National Register Listing

West End Historic District

Roughly bounded by Central, W. Water, Monroe, Madison and W. Jefferson, Waxahachie, TX

The West End Historic District includes the city's finest collection of late nineteenth- and early twentieth-century residences. This neighborhood, which centers along the 400 to 1300 blocks of W. Main Street, has been home to many of the town's most prominent citizens. The dwellings reflect the wealth and social status of their owners. In addition to the 135 domestic structures, the district includes four boarding or apartment houses, two small parks, one commercial warehouse, and three institutional structures. The well-preserved historic structures and the remarkably small number of post-1935 buildings contribute greatly to the historic character and ambiance of the neighborhood. Of the 141 sites within the district, 113, or about eighty percent are classified as contributing sites, see Definition of Categories.

The district lies to the west of the town's commercial center and as early as the 1880s was known as the West End. Some of the earliest settlers to Waxahachie built residences in this area, although none of the middle nineteenth-century dwellings remain in their original form. B. F. Hawkins' original house (circa 1850) was substantially remodeled in the 1890s and again in the 1910s. That house (Site No. 1254) stands at 210 S. Hawkins. Likewise, the Sweatt House, originally built in the 1860s, was altered in about 1885 to its present form.

While the West End Historic District includes parts of the original town site, most of the district falls in the Town and West End additions. The Town Addition was established soon after the original town site was surveyed in 1850. The West End was created in 1889 by the Waxahachie Investment Co., with R. G. Phillips, I. A. Ferris, and Osce Goodwin serving as trustees. Platted into a system of generous lots and public parks, the area developed under the impetus of the garden suburb movement. The success of the endeavor was fostered by the extension of streetcar service into the area and by the popular belief that a more suburban environment was socially, morally, and aesthetically preferable. The period's aesthetic ideals dictated the principle of natural houses integrated into a gently controlled setting which is evidence of the length of the development. The original plan included lots that generally measured 60 by 100 feet. Perhaps the most significant feature of the addition was the small park (Site No. 496) or Ellipse, as it is called, that pierces the 1200 and 1300 blocks of W. Main Street. In 1890 an article in the Ellis County Mirror noted that "the West End Addition Park is already one of the attractions of our city and when the Park grounds are put in grass, which we suppose will be done, this will be one of the most attractive places around for picnics and other purposes we have" (Ellis County Genealogical Society, Volume XVIII: 72).

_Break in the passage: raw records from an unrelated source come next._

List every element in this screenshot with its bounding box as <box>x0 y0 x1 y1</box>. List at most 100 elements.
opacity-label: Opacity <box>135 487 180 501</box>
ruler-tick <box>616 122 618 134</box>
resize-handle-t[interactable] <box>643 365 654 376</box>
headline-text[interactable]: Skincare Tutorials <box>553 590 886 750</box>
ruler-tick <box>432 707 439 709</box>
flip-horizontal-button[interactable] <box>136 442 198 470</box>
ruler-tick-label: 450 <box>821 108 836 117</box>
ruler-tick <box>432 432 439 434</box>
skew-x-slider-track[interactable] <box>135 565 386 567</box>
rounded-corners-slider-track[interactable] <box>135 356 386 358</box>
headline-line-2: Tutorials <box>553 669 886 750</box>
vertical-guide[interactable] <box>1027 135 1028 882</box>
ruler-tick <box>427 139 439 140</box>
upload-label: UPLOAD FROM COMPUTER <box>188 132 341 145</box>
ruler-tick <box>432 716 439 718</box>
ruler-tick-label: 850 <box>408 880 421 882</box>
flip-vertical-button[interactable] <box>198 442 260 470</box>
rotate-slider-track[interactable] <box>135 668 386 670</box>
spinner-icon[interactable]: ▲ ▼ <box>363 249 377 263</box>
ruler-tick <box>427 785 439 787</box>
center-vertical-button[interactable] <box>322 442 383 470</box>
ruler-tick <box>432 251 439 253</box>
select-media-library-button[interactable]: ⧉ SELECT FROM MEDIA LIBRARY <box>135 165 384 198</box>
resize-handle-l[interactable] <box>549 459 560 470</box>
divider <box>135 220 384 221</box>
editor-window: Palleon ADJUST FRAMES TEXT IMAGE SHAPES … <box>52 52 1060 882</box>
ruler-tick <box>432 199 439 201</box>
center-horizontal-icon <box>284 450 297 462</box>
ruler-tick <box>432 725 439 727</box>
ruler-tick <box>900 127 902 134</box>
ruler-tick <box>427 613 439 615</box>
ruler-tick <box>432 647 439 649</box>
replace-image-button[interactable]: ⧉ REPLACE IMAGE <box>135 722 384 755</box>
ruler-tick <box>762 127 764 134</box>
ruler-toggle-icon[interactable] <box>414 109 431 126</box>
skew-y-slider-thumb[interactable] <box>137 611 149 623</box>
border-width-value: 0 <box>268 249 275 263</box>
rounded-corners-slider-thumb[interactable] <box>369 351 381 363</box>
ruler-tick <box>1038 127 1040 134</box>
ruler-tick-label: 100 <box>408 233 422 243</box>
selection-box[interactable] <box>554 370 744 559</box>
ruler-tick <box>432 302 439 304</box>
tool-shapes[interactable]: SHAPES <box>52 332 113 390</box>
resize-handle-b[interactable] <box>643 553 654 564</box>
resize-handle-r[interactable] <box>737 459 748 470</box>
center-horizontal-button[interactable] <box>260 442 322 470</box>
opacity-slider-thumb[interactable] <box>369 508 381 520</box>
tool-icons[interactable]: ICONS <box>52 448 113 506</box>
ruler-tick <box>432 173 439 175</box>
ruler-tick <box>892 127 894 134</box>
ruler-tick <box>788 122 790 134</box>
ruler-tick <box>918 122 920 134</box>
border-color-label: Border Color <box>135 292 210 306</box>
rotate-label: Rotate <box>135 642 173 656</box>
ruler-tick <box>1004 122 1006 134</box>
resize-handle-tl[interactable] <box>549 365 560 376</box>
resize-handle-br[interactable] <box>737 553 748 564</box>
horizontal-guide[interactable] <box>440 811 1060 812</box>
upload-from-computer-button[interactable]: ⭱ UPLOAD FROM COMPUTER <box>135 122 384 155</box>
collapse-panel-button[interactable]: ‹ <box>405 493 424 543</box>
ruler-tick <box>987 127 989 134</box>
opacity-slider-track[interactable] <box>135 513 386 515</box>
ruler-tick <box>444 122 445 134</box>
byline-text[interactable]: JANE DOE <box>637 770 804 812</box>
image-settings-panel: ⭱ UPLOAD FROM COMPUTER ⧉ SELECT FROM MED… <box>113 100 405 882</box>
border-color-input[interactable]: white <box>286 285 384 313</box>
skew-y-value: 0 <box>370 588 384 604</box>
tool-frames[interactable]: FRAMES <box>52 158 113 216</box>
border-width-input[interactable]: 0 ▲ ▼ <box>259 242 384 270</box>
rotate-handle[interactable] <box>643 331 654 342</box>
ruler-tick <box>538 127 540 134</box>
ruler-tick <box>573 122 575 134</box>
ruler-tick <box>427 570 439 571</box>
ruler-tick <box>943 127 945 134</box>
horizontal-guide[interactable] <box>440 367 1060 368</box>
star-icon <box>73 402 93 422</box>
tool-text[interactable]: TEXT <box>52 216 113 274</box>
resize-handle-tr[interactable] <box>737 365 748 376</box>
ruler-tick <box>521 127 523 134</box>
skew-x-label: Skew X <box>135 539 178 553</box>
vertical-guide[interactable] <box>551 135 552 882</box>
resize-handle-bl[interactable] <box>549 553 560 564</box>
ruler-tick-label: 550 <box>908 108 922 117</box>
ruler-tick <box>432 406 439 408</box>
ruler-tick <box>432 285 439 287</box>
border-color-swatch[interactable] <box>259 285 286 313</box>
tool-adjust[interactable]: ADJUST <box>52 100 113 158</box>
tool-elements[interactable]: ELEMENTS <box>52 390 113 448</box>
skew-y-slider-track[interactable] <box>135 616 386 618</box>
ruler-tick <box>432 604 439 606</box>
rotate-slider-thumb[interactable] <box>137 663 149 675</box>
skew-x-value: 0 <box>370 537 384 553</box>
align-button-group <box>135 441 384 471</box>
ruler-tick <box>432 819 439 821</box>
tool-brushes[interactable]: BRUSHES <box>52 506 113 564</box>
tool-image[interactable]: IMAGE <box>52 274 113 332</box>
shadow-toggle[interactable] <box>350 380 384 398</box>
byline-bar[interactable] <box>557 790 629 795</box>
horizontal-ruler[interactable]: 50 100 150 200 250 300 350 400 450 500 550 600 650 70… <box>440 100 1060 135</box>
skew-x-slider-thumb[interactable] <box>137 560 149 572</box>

Local streetcar service expanded to the area by 1890 with the tracks running along W. Main Street. At first, the cars were mule driven, but later they were powered by electricity. The western terminus of the system was located near the intersection of Grand and Main streets, and storage sheds and repair shops stood nearby.

In 1895 prominent banker H. W. Getzendaner purchased land on which the old Masonic Academy once stood and that same year donated the property to the city for use as a park until funds were available to construct a library. The land remained a park for several years until the death of Nicholas P. Sims, one of the county's wealthiest and most successful farmers. In his will, Sims bequeathed money to establish a trust fund to construct and maintain a local library. S. Wemyes Smith, a Fort Worth architect, was hired to design the Neoclassical Revival facility, on which work began in 1903 and was completed by 1905. The Sims Library and Lyceum, as it was known, proved a great source of civic pride and was, no doubt, one of the finest such institutions in the state at that time. Sympathetic additions were completed in later years.

As the West End developed during the late nineteenth and early twentieth centuries, many of the town's most prominent citizens lived in the neighborhood. Some, such as the B. F. Hawkins family, had resided in the area since the mid-1800s. Others, such as Judge Oscar Dunlap, were new to the area. Dunlap, former county judge and longtime president of Citizen's National Bank, erected one of the town's most impressive Queen Anne-style residences. It stands at 1203 W. Main (Site No. 610). The Dunlap property also included a servant's house behind the main residence. This auxiliary structure was the home of Dunlap's servant, Ely Green, whose autobiography, Ely Too Black, Too White, was published in 1970. A selected list of others who built or resided in homes within the West End includes Laura Spalding, whose life served as the basis for the film Places in the Heart, lumbermen J. B. and 0. B. Dunaway, contractor Dennis Mahoney, businessmen F. C. Rogers, Edward Chaska, and James Harrison, and attorney P. A. Chapman.

Local significance of the district:
Community Planning And Development; Architecture

Listed in National Register of Historic Places in 1986.

The National Register of Historic Places is the official list of the Nation’s historic places worthy of preservation. Authorized by the National Historic Preservation Act of 1966, the National Park Service’s National Register of Historic Places is part of a national program to coordinate and support public and private efforts to identify, evaluate, and protect America’s historic and archeological resources.